To ensure your vans can be switched to electric, you will need to know how far they are driven and where and for how long they are parked when stationery. Some vans can be limited in terms of payload capacity so understanding the maximum weight to be carried is also important.
Mileage
As a large part of the savings to be made is based on the lower cost of electricity compared to diesel or petrol, then the higher the daily mileage covered, the quicker any purchase or lease cost premium will be recovered. However, where daily mileage exceeds an electric vans maximum single charge range, time will need to be available during the working day for recharging. It is possible that a van covering a very low daily mileage may seem to be a good candidate for an electric van, but it may be that the cost premium will not be recovered over the period the van is used by your business.
To identify vans which should work well as electric vehicles, a mileage log, mileage logging phone app or, if fitted, telematics should be used to understand the daily distance driven over a month, or greater period if journeys change from month to month.

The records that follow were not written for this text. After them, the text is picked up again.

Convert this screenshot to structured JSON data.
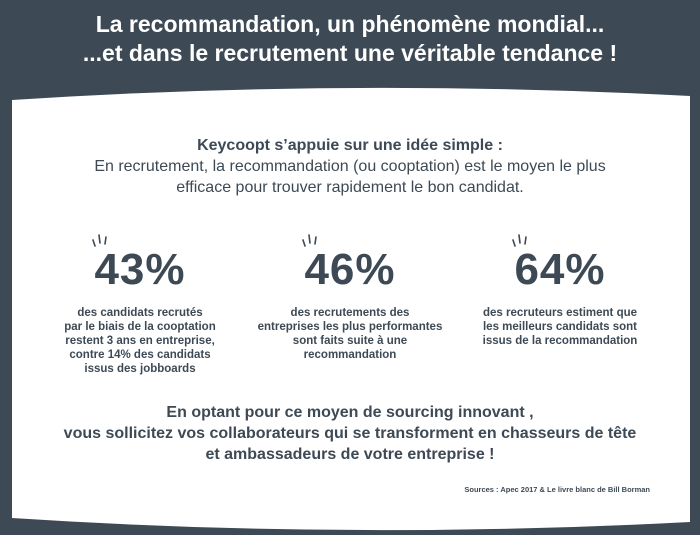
{
  "header": {
    "line1": "La recommandation, un phénomène mondial...",
    "line2": "...et dans le recrutement une véritable tendance !"
  },
  "intro": {
    "lead": "Keycoopt s’appuie sur une idée simple :",
    "line1": "En recrutement, la recommandation (ou cooptation) est le moyen le plus",
    "line2": "efficace pour trouver rapidement le bon candidat."
  },
  "stats": [
    {
      "value": "43%",
      "desc": [
        "des candidats recrutés",
        "par le biais de la cooptation",
        "restent 3 ans en entreprise,",
        "contre 14% des candidats",
        "issus des jobboards"
      ]
    },
    {
      "value": "46%",
      "desc": [
        "des recrutements des",
        "entreprises les plus performantes",
        "sont faits suite à une",
        "recommandation"
      ]
    },
    {
      "value": "64%",
      "desc": [
        "des recruteurs estiment que",
        "les meilleurs candidats sont",
        "issus de la recommandation"
      ]
    }
  ],
  "closing": {
    "line1": "En optant pour ce moyen de sourcing innovant ,",
    "line2": "vous sollicitez vos collaborateurs qui se transforment en chasseurs de tête",
    "line3": "et ambassadeurs de votre entreprise !"
  },
  "sources": "Sources : Apec 2017 & Le livre blanc de Bill Borman",
  "colors": {
    "background": "#3d4a55",
    "card": "#ffffff",
    "text": "#3d4a55"
  }
}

The actual mileage driven can then be compared with the driving range of the van you have in mind, taking into account that the driver will want some range in reserve at the end of the day to cover unplanned diversions, for instance.
Driving cycle
If during the working day the vehicle is parked either between delivery runs or while the driver is working on-site, there may be opportunities to top up the battery. This will depend on the location of the downtime and may rely on public chargepoints, of which there are over 20,000 at more than 13,000 locations. Regular opportunities to charge will significantly increase the achievable daily range or allow for the purchase of a vehicle with a smaller battery, which will be at a lower cost.